Their costumes and most of their instruments are made from recycled materials.
They had some serious energy and we were up front dancing away. It was definitely one of the most original acts I've ever seen in Kigali and everyone loved it. There were loads of people wandering around with face glitter and fairy lights wrapped around them.
I'd been up since five in the morning. I decided to self-medicate with praziquantel, which is a treatment for bilharzia. I don't think I had it, but it's notoriously tough to test for, wasn't an impossibility, and after talking to a couple of friends who'd had it, I thought it was worth just taking the pills for safety's sake. They only cost 2,000 francs (£1.70/$2). The only thing is that you have to take four of them at six-hour intervals, which meant waking up at 5 a.m. to take the last dose. They can also make you feel tired when mixed with alcohol, so I was a cheap date.

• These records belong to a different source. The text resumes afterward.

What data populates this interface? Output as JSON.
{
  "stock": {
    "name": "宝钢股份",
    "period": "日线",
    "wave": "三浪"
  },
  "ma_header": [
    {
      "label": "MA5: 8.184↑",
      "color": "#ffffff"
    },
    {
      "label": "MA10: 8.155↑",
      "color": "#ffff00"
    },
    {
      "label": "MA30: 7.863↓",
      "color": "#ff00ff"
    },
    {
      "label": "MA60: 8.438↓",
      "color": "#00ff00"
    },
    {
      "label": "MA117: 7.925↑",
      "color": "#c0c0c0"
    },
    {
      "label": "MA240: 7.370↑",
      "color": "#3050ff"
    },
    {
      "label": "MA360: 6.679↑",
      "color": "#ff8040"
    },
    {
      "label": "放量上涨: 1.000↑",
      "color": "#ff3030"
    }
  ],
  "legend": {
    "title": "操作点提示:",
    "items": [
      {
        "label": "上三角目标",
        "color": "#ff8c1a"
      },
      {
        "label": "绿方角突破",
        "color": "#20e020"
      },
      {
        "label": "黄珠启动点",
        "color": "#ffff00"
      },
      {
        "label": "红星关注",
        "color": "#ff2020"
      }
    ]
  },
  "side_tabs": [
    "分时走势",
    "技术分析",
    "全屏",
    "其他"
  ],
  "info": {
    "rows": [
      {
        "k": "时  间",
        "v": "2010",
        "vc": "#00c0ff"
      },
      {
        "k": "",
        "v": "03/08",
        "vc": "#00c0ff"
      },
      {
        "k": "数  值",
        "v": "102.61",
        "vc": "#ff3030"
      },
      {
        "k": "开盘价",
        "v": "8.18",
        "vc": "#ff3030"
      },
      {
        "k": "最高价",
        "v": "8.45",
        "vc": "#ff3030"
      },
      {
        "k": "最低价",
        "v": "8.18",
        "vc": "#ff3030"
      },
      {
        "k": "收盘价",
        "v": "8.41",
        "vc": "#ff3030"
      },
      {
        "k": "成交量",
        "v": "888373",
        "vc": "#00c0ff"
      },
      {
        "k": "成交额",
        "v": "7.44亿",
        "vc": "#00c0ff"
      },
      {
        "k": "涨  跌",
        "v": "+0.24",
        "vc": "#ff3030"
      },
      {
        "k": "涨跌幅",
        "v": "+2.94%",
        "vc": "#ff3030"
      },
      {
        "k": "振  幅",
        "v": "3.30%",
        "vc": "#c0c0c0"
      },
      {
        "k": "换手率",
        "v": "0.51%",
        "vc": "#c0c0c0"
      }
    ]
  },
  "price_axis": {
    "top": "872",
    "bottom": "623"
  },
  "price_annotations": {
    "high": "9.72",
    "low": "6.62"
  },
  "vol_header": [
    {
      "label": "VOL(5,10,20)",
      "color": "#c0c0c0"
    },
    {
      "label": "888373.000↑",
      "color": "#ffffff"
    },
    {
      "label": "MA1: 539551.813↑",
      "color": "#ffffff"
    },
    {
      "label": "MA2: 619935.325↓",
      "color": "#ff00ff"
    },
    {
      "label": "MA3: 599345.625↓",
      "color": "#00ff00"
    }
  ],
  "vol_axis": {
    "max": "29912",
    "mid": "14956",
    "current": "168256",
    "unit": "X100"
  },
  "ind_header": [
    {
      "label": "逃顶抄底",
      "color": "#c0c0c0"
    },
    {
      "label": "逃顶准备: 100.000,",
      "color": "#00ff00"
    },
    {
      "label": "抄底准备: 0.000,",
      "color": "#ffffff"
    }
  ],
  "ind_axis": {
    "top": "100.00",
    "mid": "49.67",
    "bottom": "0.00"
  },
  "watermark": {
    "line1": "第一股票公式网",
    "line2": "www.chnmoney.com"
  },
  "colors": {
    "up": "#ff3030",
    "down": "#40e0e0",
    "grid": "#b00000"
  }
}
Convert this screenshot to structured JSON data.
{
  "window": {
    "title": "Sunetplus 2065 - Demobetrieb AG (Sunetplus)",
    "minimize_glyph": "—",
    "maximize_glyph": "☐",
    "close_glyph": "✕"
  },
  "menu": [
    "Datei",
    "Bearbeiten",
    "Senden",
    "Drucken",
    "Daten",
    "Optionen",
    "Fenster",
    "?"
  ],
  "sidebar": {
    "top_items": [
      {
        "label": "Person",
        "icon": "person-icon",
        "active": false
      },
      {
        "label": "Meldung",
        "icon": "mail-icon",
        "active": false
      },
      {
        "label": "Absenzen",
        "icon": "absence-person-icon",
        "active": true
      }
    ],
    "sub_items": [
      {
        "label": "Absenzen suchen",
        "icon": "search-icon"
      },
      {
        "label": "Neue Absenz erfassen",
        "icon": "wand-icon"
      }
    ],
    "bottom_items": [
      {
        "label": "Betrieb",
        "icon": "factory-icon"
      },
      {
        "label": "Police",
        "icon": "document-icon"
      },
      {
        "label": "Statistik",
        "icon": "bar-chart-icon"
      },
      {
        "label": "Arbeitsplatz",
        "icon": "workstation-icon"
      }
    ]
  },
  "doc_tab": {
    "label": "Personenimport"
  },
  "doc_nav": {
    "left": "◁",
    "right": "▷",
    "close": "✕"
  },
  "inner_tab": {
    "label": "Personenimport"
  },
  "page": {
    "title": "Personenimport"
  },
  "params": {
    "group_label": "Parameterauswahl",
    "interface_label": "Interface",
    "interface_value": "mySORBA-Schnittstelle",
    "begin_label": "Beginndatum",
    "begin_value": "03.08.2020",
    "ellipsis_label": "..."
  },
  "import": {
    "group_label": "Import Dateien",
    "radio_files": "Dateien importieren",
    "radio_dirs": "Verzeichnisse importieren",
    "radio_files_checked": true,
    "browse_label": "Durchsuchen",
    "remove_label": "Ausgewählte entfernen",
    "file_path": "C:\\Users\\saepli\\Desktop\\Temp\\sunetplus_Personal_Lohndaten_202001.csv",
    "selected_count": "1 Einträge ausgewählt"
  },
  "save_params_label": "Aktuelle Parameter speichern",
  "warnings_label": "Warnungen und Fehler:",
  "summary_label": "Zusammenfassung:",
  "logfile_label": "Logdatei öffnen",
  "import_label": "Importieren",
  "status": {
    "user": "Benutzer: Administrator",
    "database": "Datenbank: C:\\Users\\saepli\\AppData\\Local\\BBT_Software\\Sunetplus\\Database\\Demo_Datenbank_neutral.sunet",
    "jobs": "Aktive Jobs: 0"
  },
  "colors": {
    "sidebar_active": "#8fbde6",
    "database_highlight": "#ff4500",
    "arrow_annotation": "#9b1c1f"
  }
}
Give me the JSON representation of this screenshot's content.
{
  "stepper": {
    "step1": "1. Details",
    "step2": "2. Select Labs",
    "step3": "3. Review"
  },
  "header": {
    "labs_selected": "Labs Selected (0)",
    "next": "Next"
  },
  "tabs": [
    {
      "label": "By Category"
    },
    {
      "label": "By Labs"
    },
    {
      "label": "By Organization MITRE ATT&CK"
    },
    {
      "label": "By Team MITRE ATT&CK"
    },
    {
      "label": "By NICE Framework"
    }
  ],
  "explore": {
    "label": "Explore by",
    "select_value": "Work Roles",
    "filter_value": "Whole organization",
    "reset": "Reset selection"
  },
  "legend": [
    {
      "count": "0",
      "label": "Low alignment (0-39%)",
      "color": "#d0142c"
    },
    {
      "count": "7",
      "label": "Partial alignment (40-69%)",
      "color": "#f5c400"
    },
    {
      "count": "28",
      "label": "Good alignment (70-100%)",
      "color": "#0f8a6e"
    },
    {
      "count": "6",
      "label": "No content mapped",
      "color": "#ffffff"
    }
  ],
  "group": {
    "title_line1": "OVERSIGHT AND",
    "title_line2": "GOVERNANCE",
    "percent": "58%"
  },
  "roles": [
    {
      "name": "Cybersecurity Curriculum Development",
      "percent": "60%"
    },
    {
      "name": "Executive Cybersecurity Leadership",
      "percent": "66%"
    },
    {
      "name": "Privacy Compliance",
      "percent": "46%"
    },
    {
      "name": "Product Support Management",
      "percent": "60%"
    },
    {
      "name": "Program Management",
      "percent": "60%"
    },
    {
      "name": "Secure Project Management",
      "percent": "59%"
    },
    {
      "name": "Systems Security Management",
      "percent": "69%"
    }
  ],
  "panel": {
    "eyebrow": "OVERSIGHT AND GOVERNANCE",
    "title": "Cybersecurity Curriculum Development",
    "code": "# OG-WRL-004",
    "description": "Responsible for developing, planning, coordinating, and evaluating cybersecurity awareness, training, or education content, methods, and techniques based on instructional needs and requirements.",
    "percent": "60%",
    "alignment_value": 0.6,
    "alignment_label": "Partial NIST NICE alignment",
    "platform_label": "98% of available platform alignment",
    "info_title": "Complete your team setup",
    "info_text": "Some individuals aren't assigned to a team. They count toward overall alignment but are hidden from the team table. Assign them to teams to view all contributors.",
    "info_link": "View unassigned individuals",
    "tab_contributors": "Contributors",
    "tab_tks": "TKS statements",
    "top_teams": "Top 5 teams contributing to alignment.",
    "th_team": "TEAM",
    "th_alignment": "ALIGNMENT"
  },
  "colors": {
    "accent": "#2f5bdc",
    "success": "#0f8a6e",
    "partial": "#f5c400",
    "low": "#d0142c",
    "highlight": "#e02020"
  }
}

Three small Mutzig and I was done.
After the concert, we headed down the hill to an after party at someone's house. It ended up being pretty packed and the night was getting cold, so the plan was to head to Envy for brochettes. I needed the loo before we went, but discovered there was only one bathroom and about ten people queueing.
It was in the queue that I met this guy with the most amazing glitter across his face. Blue and gold, with stars on his nose.
When I finally got through the bathroom, I saw him outside standing by himself, so went to invite him to come and sit with us. Only, whilst I was doing that, a couple of other people helped themselves to our chairs.
I was completely knackered by then, and cold, and hungry, and ready to go home. So I said goodbye to my friends and started for the gate. Only, glitter guy insisted on walking me to find a moto. I was thinking 'thanks, but please don't' - but he was very insistent.
There were no motos, so we had a cigarette and started talking.
He surprised me. A Nigerian student in a Barmah hat, self-proclaimed 'Bohemian' and well read. We talked books for about twenty minutes. I asked him my three questions. I think I've mentioned this before? It might sound arrogant, but when I'm drunk and tired and not sure if I can be bothered to talk to somebody, I ask three questions: 1. What do you think of abortion, 2. How do you feel about gay people, and 3. What happens after we die? Obviously, everyone's entitled to their opinion, but it's nice to know what that opinion is quickly, so you can figure out if it's worth getting to know them better. It's also interesting to see if they ask you your opinion in return. I've made some really good friends by cutting to the chase in this way, and avoided a few major personality clashes. I guess you could say I don't go in for small talk much.
He answered the questions and, when he asked for my number, I didn't say no.
He wanted to know what I was doing today but work is crazy until the end of next week and I have a lot to catch up on.
Partly that, and partly I need a moment.
I wasn't expecting this, and I'm not sure I'm ready for it. Everything still feels a bit raw. But S isn't coming back, I'm sure he's moved on, so maybe it's not a bad thing. I just wanted a minute to think about it, because it would be like finally admitting that there's no way back from this. If he's still interested by next weekend, once all my work is done, maybe we'll have a drink. He did make me smile.
It was just a really nice night. The music was amazing. I realised that even though my close friends have gone, I'm not exactly alone in the city. I can go to pretty much any event and know people. It's still a fun place to live. And, regardless of whether I see the glitter guy again, it was really nice to be noticed and I enjoyed the conversation. It was a confidence boost, and I needed that.